Venting garage heat?

Sacarino

Member
I'm thinking of installing a sidewall exhaust fan on my 20x20 attached garage to cut down on the Atlanta heat in my southeast-facing garage in the summer. My thought was to install some intake vents on two panels of the garage door and a louvered exhaust fan on the outer wall to blow the hot air. During the day, the heat alone is annoying but once you put a hot car engine in there it gets out of control. Just getting it down to the outside air temp would be a huge improvement for me, and it would certainly make the garage more pleasant to be in.

The attic above is lightly insulated (~6" of blown cellulose), and I added a reflective foil layer to the door in an effort to control the situation a bit better. All this is well and good for helping with the radiant heat from the sun but that doesn't address the car issue in the slightest.

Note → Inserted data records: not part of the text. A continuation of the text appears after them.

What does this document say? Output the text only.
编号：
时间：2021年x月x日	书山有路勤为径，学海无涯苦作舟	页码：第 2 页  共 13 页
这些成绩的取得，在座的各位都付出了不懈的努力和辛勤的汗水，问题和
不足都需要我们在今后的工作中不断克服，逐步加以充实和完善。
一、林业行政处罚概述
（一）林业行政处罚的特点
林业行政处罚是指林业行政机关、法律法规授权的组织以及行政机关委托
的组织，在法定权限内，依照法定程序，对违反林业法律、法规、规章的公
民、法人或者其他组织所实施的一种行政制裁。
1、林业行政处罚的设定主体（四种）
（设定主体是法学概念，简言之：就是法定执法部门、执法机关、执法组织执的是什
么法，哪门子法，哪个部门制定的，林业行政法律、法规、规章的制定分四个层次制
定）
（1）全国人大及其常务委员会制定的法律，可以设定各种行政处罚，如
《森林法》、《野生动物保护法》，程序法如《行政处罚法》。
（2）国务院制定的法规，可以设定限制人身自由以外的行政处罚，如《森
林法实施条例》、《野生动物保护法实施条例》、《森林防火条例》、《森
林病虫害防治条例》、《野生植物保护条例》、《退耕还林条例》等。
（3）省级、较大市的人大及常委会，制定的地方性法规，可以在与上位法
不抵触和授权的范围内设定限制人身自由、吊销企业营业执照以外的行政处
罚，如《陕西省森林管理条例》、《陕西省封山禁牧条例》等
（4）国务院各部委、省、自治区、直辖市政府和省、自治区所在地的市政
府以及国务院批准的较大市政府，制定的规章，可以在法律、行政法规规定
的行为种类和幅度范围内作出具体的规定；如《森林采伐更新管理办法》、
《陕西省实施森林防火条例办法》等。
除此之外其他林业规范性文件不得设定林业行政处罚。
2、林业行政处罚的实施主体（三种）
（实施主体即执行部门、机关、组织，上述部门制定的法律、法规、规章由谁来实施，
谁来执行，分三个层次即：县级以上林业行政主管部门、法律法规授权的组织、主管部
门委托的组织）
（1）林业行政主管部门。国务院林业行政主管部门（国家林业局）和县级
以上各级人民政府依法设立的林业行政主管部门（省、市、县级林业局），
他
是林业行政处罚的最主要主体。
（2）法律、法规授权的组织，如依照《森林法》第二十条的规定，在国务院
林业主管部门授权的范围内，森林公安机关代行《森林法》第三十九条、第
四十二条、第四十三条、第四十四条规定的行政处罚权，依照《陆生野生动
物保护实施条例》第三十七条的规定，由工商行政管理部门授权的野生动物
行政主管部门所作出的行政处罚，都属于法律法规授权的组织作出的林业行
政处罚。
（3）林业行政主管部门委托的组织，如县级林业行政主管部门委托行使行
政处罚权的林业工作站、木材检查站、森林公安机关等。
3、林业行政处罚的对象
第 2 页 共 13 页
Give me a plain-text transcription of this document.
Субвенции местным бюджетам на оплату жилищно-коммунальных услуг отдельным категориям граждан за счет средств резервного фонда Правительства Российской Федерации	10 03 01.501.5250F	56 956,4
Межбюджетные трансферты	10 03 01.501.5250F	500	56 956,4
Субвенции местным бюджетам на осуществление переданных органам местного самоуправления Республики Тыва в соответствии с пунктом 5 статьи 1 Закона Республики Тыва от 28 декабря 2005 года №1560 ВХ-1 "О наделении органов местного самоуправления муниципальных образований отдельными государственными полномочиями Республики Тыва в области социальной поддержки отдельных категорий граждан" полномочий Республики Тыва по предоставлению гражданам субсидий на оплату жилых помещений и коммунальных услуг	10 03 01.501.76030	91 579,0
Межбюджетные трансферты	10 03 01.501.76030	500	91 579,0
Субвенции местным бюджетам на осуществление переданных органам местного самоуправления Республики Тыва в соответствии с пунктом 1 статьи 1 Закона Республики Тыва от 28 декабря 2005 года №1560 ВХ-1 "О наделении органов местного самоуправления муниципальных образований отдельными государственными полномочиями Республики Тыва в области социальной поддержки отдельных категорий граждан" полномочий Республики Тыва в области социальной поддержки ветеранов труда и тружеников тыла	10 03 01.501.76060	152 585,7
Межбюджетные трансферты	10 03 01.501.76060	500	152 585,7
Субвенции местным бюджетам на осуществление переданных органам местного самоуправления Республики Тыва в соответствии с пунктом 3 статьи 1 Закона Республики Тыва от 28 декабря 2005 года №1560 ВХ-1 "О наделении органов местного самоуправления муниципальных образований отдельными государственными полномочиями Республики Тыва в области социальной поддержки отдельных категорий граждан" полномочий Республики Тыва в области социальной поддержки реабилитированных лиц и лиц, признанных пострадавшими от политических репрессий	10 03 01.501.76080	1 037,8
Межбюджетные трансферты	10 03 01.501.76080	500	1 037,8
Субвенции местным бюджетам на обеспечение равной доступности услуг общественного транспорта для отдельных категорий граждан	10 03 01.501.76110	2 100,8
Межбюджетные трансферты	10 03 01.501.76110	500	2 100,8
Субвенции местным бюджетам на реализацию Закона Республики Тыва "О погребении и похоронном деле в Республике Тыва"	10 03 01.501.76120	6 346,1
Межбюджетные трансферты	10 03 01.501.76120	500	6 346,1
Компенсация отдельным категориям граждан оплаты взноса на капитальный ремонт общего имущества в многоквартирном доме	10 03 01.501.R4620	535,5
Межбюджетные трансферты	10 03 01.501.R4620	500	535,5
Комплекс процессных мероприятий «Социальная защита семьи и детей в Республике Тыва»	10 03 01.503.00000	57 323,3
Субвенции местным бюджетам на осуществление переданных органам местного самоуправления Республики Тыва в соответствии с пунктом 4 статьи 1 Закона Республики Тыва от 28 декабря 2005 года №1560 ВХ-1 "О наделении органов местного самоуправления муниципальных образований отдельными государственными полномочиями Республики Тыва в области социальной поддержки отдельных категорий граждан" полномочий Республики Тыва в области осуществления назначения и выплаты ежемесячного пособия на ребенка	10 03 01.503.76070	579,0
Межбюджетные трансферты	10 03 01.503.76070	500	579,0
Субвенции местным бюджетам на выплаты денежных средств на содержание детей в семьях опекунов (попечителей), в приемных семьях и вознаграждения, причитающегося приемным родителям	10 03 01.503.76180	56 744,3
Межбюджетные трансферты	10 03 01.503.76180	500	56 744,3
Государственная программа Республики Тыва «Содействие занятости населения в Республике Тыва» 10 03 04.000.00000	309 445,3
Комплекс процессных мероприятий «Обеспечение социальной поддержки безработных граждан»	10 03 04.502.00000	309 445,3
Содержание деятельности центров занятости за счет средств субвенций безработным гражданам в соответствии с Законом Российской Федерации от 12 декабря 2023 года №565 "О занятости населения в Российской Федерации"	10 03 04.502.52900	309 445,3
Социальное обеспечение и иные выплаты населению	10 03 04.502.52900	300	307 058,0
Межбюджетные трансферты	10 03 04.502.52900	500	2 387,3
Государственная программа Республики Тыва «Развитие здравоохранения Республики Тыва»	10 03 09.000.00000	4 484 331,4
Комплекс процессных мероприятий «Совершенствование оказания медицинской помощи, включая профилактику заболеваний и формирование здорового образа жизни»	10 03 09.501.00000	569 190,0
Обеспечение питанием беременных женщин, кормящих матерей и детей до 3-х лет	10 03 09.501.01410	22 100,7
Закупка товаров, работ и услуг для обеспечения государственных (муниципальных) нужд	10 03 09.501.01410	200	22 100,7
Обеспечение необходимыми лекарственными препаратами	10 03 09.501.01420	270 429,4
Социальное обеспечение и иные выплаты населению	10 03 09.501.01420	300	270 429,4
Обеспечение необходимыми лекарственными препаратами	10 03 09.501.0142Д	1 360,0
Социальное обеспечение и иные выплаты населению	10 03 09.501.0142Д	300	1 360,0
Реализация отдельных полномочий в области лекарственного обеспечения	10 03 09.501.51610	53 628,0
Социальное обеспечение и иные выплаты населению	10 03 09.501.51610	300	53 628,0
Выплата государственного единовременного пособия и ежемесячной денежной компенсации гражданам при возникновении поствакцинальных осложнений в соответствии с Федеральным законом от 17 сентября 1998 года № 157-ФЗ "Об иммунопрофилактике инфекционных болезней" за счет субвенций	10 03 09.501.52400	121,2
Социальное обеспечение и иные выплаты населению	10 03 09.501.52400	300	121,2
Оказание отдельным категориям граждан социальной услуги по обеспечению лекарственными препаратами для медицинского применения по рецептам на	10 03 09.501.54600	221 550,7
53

It'd certainly be easy enough to tie a Z-wave relay into a fan (like this or one of these) and have it kick on when my temp sensor hits a threshold, but I wanted to float my idea to see if there's something I'm missing. I'd sure appreciate any thoughts or ideas you might have.

Thanks!
 
You might look into a swamp (evap) cooler as a blower. Atlanta is too humid to run it with water, but they move a lot of air.
 
If you have a tank hot water heater in the garage you could also look into a hot water heat pump. It would take the hot air in the garage to heat your water then it blows out cold air. So you heat your water and get free garage air conditioning as a side effect. I am waiting on some new models to come out and I may look at it closer.
 
You might look into a swamp (evap) cooler as a blower. Atlanta is too humid to run it with water, but they move a lot of air.

Hm... there's an interesting thought. I wonder if it would be better to use a blower to push air in and create higher pressures that escaped out via vents vs. my lower pressure exhaust idea. The upside to a blower concept is it seems like you could use the blower output as an air curtain over the interior door break. Anyone know the physics breakdown behind high vs. low pressure solutions?

If you have a tank hot water heater in the garage you could also look into a hot water heat pump. It would take the hot air in the garage to heat your water then it blows out cold air. So you heat your water and get free garage air conditioning as a side effect. I am waiting on some new models to come out and I may look at it closer.

That's also an interesting idea, but unfortunately my heater is in the mud room.

If you are using z-wave, I would think you would want to make sure it is motor control rated. Just a thought

I have a spare ZRF113, which can handle 20A and a motor up to 1HP from 24VAV all the way to 277VAC via isolated contacts. Good thought though - appreciate the sanity check.